At the historic plantations, McGill is always welcomed.
“I’ve had real good experiences at some of the sites,” he said. Especially McLeod Plantation, which tells its story fully, “from the bottom up.”
“I think that, collectively, we’re doing a good job, but we’ve still got work to do,” McGill said.
At Middleton Place, the rejuvenation of black history began in earnest in about 2000, according to Chief Operating Officer Tracey Todd. That’s when the demonstration rice field was introduced, when the black cemetery was renovated and when the chapel renovation project was conceived.
Soon after, the staff opened Eliza’s House, a freeman’s cottage transformed into an exhibit about the Middleton family’s slave population, and it organized the first full family reunion, bringing white and black descendants of Middleton Place dwellers together for the first time.
“I remember back then thinking, ‘We are not seeing very many African-American families here,’ ” Todd said. Today, the historic site hosts a noticeable number of black visitors, along with a growing number of white tourists who want to go on the “Beyond the Fields” tour.
Tour guide Jeff Neale remembers when an African-American woman told him she wanted her son “to hear the whole story,” not the sugar-coated version. And he remembers when giving a tour to a group of white students he spoke of incentives and punishment, only to see the kids’ eyes open wide at the mention of plantation brutality.

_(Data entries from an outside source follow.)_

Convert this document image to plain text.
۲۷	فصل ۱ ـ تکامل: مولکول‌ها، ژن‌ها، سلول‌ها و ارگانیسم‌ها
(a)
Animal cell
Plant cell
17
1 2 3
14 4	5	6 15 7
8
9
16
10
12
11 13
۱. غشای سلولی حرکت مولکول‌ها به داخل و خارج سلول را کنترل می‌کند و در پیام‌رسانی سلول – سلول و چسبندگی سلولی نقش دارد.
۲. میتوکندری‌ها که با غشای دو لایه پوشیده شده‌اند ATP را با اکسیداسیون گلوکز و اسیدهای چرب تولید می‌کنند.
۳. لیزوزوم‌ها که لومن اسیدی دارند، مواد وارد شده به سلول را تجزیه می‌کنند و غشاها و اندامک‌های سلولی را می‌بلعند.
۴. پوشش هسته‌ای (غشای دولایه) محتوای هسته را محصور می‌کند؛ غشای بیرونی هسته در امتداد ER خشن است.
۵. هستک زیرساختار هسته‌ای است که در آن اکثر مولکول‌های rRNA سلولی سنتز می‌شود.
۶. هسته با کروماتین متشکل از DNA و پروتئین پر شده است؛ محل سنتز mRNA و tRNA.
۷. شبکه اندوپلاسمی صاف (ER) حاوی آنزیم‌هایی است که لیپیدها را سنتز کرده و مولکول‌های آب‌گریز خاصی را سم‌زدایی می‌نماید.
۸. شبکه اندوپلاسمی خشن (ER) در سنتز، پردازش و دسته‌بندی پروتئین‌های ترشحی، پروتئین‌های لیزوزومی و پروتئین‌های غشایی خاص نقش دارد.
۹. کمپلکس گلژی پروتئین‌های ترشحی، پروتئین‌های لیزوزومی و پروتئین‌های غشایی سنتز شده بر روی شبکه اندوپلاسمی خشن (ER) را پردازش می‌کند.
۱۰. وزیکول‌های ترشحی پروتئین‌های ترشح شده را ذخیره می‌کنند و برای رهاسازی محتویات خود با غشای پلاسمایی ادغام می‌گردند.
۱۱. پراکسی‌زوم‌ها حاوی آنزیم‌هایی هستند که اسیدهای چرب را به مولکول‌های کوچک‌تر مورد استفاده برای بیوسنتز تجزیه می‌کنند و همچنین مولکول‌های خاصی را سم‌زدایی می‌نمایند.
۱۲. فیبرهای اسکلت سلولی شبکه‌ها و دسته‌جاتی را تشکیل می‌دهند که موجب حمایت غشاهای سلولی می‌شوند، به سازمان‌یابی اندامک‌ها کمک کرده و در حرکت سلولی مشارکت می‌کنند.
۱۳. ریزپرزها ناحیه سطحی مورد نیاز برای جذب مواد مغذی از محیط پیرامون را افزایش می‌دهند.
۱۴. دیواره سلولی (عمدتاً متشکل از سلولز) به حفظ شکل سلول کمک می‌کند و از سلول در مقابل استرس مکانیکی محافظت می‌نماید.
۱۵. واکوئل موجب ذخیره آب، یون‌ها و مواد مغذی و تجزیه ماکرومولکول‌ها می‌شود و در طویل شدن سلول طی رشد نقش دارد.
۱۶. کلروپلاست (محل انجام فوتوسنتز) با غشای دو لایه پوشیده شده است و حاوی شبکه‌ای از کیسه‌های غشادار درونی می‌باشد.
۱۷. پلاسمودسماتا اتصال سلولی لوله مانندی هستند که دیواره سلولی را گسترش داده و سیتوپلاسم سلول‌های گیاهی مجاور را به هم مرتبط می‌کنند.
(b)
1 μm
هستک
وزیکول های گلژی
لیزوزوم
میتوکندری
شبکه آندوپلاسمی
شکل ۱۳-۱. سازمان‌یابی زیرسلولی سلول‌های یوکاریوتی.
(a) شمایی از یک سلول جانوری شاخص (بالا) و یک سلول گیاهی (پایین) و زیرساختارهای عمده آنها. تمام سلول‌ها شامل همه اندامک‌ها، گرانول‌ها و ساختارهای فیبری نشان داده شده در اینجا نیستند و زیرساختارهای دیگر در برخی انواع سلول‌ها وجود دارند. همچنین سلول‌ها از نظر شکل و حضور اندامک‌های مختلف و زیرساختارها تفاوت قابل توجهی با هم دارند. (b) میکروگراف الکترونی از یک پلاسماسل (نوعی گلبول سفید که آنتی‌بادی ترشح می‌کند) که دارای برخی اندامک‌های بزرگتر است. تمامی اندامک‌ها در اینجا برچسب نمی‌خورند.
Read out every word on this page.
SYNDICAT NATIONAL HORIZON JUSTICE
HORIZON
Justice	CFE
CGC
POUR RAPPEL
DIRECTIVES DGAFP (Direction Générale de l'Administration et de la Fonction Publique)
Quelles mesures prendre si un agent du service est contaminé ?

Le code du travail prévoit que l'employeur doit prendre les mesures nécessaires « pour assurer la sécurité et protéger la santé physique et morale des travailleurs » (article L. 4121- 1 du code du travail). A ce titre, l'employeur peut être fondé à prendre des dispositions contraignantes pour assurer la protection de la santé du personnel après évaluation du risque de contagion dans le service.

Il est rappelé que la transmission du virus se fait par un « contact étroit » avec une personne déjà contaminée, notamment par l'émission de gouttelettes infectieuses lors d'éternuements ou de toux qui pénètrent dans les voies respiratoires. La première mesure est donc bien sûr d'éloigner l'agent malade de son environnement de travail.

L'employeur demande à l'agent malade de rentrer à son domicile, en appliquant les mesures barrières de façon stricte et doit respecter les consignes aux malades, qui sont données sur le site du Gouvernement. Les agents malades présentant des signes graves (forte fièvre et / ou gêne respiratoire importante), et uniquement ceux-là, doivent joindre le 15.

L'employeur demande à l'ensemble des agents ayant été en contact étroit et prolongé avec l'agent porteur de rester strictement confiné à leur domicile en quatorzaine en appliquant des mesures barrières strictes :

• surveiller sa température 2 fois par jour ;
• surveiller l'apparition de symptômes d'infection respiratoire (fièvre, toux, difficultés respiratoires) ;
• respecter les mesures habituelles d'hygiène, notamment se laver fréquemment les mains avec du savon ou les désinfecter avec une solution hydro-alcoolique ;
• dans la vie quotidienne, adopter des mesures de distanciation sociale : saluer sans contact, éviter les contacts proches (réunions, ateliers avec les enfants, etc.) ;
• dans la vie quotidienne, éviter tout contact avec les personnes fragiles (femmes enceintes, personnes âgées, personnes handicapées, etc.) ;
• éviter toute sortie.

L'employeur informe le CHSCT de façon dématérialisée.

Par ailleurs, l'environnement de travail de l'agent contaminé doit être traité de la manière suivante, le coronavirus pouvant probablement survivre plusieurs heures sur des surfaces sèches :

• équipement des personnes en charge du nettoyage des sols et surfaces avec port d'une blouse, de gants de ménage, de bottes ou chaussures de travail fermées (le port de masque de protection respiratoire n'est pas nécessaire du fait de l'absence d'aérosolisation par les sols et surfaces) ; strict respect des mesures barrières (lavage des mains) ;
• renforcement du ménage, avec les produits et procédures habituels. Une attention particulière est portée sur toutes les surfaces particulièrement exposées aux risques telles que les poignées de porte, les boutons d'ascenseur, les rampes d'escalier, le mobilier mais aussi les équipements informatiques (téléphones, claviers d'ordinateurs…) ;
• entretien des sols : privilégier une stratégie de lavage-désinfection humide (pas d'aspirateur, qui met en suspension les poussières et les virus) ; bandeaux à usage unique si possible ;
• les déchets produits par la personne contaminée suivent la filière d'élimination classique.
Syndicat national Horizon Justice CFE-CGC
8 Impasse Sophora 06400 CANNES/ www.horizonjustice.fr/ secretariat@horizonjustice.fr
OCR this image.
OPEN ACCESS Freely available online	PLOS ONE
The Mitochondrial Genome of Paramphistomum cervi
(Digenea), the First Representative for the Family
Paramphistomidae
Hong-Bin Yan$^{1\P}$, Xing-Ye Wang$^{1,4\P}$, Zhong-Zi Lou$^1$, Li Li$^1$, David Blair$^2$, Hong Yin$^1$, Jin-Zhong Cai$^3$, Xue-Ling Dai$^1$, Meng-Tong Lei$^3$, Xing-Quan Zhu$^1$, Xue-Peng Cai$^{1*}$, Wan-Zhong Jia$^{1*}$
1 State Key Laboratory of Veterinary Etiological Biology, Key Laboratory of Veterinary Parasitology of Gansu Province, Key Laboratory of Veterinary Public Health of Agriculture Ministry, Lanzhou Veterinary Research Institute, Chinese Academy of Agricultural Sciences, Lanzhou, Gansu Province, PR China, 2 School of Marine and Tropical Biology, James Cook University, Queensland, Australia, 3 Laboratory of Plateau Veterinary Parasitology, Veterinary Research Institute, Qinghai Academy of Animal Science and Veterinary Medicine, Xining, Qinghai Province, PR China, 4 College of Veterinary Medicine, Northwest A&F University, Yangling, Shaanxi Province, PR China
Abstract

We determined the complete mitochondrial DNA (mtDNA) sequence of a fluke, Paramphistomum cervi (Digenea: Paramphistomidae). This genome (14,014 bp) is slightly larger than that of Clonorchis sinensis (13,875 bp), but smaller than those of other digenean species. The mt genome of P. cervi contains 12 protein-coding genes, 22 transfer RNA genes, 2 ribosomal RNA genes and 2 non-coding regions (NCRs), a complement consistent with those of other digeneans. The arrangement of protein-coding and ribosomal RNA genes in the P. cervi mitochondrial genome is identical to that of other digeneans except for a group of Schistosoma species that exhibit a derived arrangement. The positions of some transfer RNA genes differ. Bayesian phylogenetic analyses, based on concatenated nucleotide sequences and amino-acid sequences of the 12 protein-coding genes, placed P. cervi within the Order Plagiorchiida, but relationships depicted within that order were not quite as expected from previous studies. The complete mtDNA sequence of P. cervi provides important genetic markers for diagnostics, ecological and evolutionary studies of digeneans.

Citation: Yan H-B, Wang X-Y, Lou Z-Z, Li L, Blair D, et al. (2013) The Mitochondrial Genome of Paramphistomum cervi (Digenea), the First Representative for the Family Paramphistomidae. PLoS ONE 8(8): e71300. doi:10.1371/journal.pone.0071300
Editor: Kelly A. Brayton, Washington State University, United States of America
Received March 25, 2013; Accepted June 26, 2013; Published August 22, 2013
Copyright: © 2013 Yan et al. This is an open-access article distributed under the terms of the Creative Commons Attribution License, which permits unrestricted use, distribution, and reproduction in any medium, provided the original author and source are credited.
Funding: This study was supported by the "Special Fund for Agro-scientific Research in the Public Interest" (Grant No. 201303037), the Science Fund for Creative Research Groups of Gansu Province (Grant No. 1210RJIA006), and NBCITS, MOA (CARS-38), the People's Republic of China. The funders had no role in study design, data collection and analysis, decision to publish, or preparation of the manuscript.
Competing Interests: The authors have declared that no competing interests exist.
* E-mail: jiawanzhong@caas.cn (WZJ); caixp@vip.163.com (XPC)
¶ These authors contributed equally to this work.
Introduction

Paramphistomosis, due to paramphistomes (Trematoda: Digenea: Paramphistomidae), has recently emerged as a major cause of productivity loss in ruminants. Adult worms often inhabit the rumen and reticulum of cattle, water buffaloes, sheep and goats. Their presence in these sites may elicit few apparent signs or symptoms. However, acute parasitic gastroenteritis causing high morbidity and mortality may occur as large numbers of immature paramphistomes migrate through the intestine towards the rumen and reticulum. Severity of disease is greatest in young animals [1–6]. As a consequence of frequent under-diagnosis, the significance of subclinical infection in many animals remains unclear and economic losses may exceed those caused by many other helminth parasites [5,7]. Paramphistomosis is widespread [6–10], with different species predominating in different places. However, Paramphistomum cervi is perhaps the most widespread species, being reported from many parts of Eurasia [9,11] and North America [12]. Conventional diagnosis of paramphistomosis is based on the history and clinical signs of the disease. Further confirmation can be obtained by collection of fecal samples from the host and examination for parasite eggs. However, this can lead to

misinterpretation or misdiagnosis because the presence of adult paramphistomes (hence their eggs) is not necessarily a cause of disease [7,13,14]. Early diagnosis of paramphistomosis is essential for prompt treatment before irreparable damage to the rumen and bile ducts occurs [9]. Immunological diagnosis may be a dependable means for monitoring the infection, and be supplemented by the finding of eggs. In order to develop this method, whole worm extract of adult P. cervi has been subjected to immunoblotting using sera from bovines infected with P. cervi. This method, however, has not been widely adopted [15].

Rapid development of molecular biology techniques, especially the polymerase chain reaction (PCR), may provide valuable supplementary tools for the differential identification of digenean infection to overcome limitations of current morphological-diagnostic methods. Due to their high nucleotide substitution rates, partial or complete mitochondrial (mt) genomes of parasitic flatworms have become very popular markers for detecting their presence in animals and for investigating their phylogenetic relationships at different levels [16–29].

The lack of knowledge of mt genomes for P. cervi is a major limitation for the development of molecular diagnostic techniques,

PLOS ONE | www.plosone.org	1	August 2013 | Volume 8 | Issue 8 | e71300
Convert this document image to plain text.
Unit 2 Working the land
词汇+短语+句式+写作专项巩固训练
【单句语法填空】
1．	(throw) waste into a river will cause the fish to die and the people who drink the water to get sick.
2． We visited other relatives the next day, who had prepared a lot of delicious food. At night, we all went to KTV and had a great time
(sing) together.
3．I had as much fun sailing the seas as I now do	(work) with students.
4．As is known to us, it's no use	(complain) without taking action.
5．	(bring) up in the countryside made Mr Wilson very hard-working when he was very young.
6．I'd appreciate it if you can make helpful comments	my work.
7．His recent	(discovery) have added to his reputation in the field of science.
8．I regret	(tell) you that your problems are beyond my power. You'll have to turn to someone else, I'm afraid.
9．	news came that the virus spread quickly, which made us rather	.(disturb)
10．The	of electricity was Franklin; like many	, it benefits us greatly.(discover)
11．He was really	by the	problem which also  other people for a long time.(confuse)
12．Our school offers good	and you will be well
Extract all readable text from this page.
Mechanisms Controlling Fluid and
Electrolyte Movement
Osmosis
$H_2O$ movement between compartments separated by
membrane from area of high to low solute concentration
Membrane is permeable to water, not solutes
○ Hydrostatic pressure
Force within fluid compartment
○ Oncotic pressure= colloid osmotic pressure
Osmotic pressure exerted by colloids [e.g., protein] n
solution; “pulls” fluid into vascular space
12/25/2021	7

Their teacher told him afterward that this was the latest in a string of about six such tours, and the first time anyone had spoken about punishment.
To visit a historic plantation is to catch a glimpse of the details of slavery, to gain a better understanding of what slavery entailed at that specific location, Neale said.
“There was no slavery rule book,” he said. “Slavery in Virginia was not the same as slavery in South Carolina.” A cotton plantation functioned differently than a rice plantation. And the institution changed over time.
What remained consistent was its economic purpose: to provide free (or nearly free) mass labor to planters.
“Slavery is receiving by the irresistible power the work of another man, and not by his consent,” former slave Garrison Frazier told General William Tecumseh Sherman and Secretary of War Edwin M. Stanton in 1865. Racism, violence and oppression were an outcome of this economic imperative.
Another outcome was that agriculture in the American South saw important advances, thanks in part to the skills and experiences of enslaved people.
Nowhere was this more evident than on the rice plantations of the Southeast’s marsh coast.
And this historic reality, once brushed over or ignored, now is emphasized at sites such as Middleton Place.
Slavery was immoral and cruel, sometimes sadistic and murderous, but it was the consequence of human endeavor, and such endeavor inevitably results in interactions that are not always bad, Todd said.
“It hits to the heart of humanity,” he said. “People teach each other things.”